Walter, Schroter, Henley, Myles, Noone, Albrecht
O consentimento para casos clínicos é reportado na Internet com uma frequência de 1/32.
Markovitz
É possível que a baixa frequência com que o consentimento é reportado nas revistas se deva mais a falta de referência ao consentimento do que a falta de obtenção do mesmo.
Albrecht
42% de editores estiveram de acordo ou indiferentes, quanto ao consentimento obrigatório para todos os casos clínicos, sendo que apenas 7 de 75 referiram requerer consentimento informado para a publicação de casos clínicos.
Nylenna
67% dos médicos de cuidados não primários referiram que reportariam casos sem consentimento, mas apenas 25% dos doentes esperavam que isso acontecesse.
Murray
A publicação de um caso sobre um procedimento médico questionável deve pressupor que o doente deu consentimento informado para a sua realização.
Chambers
A anonimização e o consentimento nem sempre são respeitados nos relatos de casos de Bioética.
Herrera
As revistas de Psiquiatria deverão debruçar-se de forma específica sobre o consentimento informado para a publicação de casos clínicos, dada a vulnerabilidade dos doentes psiquiátricos
Levine
PUBLICAÇÕES
Os resultados deste trabalho foram parcialmente apresentados sob a forma de Poster, no XIX
Congresso Português de Bioética, realizado de 13 a 14 de Janeiro de 2012, tendo sido publicados
em forma de resumo referenciado como “Bernardes MJ, Nunes R. Consentimento dos doentes
para a publicação de casos clínicos.

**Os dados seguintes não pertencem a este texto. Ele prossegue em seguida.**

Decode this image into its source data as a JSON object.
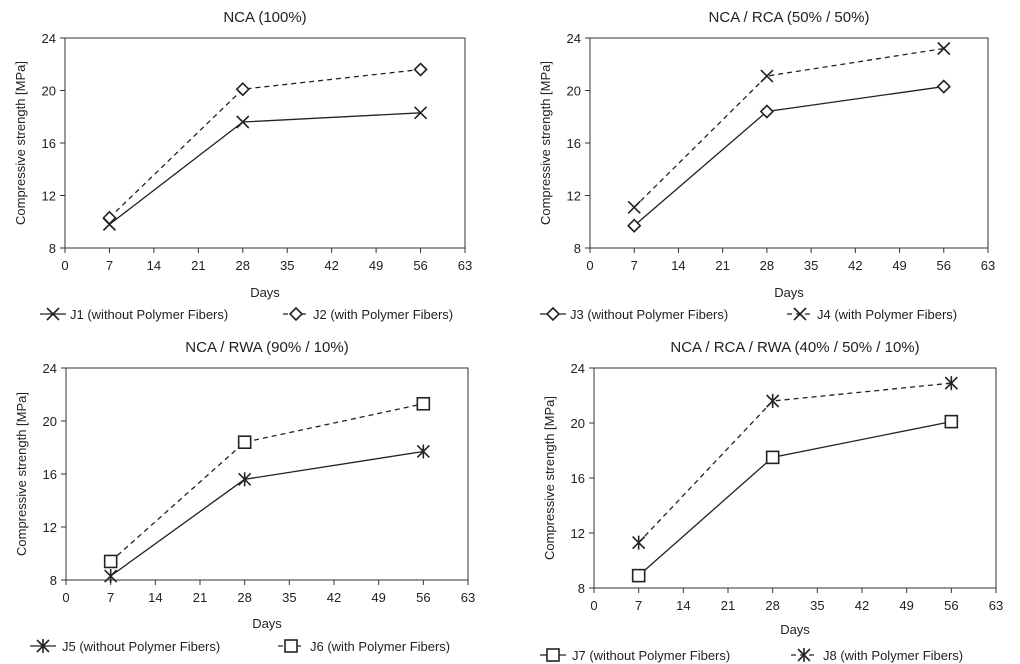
{
  "chart_data": [
    {
      "type": "line",
      "title": "NCA (100%)",
      "xlabel": "Days",
      "ylabel": "Compressive strength [MPa]",
      "xlim": [
        0,
        63
      ],
      "ylim": [
        8,
        24
      ],
      "xticks": [
        0,
        7,
        14,
        21,
        28,
        35,
        42,
        49,
        56,
        63
      ],
      "yticks": [
        8,
        12,
        16,
        20,
        24
      ],
      "grid": false,
      "legend_position": "bottom",
      "series": [
        {
          "name": "J1  (without Polymer Fibers)",
          "x": [
            7,
            28,
            56
          ],
          "y": [
            9.8,
            17.6,
            18.3
          ],
          "marker": "x",
          "dash": "solid"
        },
        {
          "name": "J2 (with Polymer Fibers)",
          "x": [
            7,
            28,
            56
          ],
          "y": [
            10.3,
            20.1,
            21.6
          ],
          "marker": "diamond",
          "dash": "dashed"
        }
      ]
    },
    {
      "type": "line",
      "title": "NCA / RCA (50% / 50%)",
      "xlabel": "Days",
      "ylabel": "Compressive strength [MPa]",
      "xlim": [
        0,
        63
      ],
      "ylim": [
        8,
        24
      ],
      "xticks": [
        0,
        7,
        14,
        21,
        28,
        35,
        42,
        49,
        56,
        63
      ],
      "yticks": [
        8,
        12,
        16,
        20,
        24
      ],
      "grid": false,
      "legend_position": "bottom",
      "series": [
        {
          "name": "J3 (without Polymer Fibers)",
          "x": [
            7,
            28,
            56
          ],
          "y": [
            9.7,
            18.4,
            20.3
          ],
          "marker": "diamond",
          "dash": "solid"
        },
        {
          "name": "J4 (with Polymer Fibers)",
          "x": [
            7,
            28,
            56
          ],
          "y": [
            11.1,
            21.1,
            23.2
          ],
          "marker": "x",
          "dash": "dashed"
        }
      ]
    },
    {
      "type": "line",
      "title": "NCA / RWA (90% / 10%)",
      "xlabel": "Days",
      "ylabel": "Compressive strength [MPa]",
      "xlim": [
        0,
        63
      ],
      "ylim": [
        8,
        24
      ],
      "xticks": [
        0,
        7,
        14,
        21,
        28,
        35,
        42,
        49,
        56,
        63
      ],
      "yticks": [
        8,
        12,
        16,
        20,
        24
      ],
      "grid": false,
      "legend_position": "bottom",
      "series": [
        {
          "name": "J5  (without Polymer Fibers)",
          "x": [
            7,
            28,
            56
          ],
          "y": [
            8.3,
            15.6,
            17.7
          ],
          "marker": "asterisk",
          "dash": "solid"
        },
        {
          "name": "J6 (with Polymer Fibers)",
          "x": [
            7,
            28,
            56
          ],
          "y": [
            9.4,
            18.4,
            21.3
          ],
          "marker": "square",
          "dash": "dashed"
        }
      ]
    },
    {
      "type": "line",
      "title": "NCA / RCA / RWA (40% / 50% / 10%)",
      "xlabel": "Days",
      "ylabel": "Compressive strength [MPa]",
      "xlim": [
        0,
        63
      ],
      "ylim": [
        8,
        24
      ],
      "xticks": [
        0,
        7,
        14,
        21,
        28,
        35,
        42,
        49,
        56,
        63
      ],
      "yticks": [
        8,
        12,
        16,
        20,
        24
      ],
      "grid": false,
      "legend_position": "bottom",
      "series": [
        {
          "name": "J7  (without Polymer Fibers)",
          "x": [
            7,
            28,
            56
          ],
          "y": [
            8.9,
            17.5,
            20.1
          ],
          "marker": "square",
          "dash": "solid"
        },
        {
          "name": "J8 (with Polymer Fibers)",
          "x": [
            7,
            28,
            56
          ],
          "y": [
            11.3,
            21.6,
            22.9
          ],
          "marker": "asterisk",
          "dash": "dashed"
        }
      ]
    }
  ]
}
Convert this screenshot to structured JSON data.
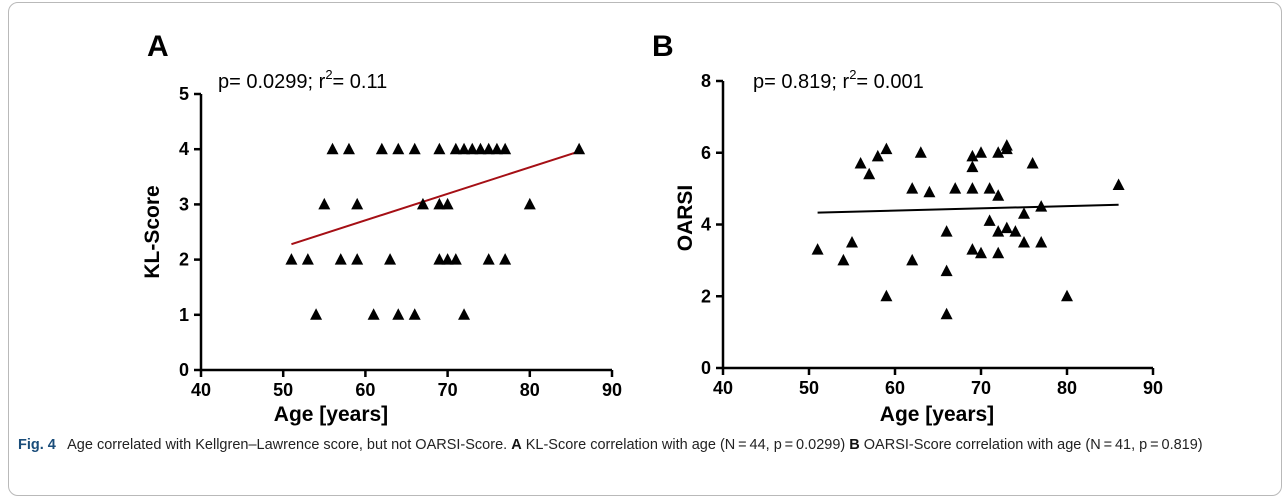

Revisão da literatura. Livro de Resumos do 12ºCongresso
Nacional de Bioética. Serviço de Bioética e Ética Médica da Faculdade de Medicina da
Universidade do Porto 2012”.
Foram também adaptados para língua inglesa e parcialmente apresentados sob a forma de Poster,
no 5º Encontro de Investigadores Jovens da Universidade do Porto, realizado de 22 a 24 de
Fevereiro de 2012, tendo sido publicados em forma de resumo referenciado como “Bernardes MJ,
Nunes R. Ethics in clinical studies: a systematic review on patients' consent for publication of case
reports. Book of Abstracts of the 5th Meeting of Young Researchers of University of Porto -
IJUP'12. University of Porto 2012:451”.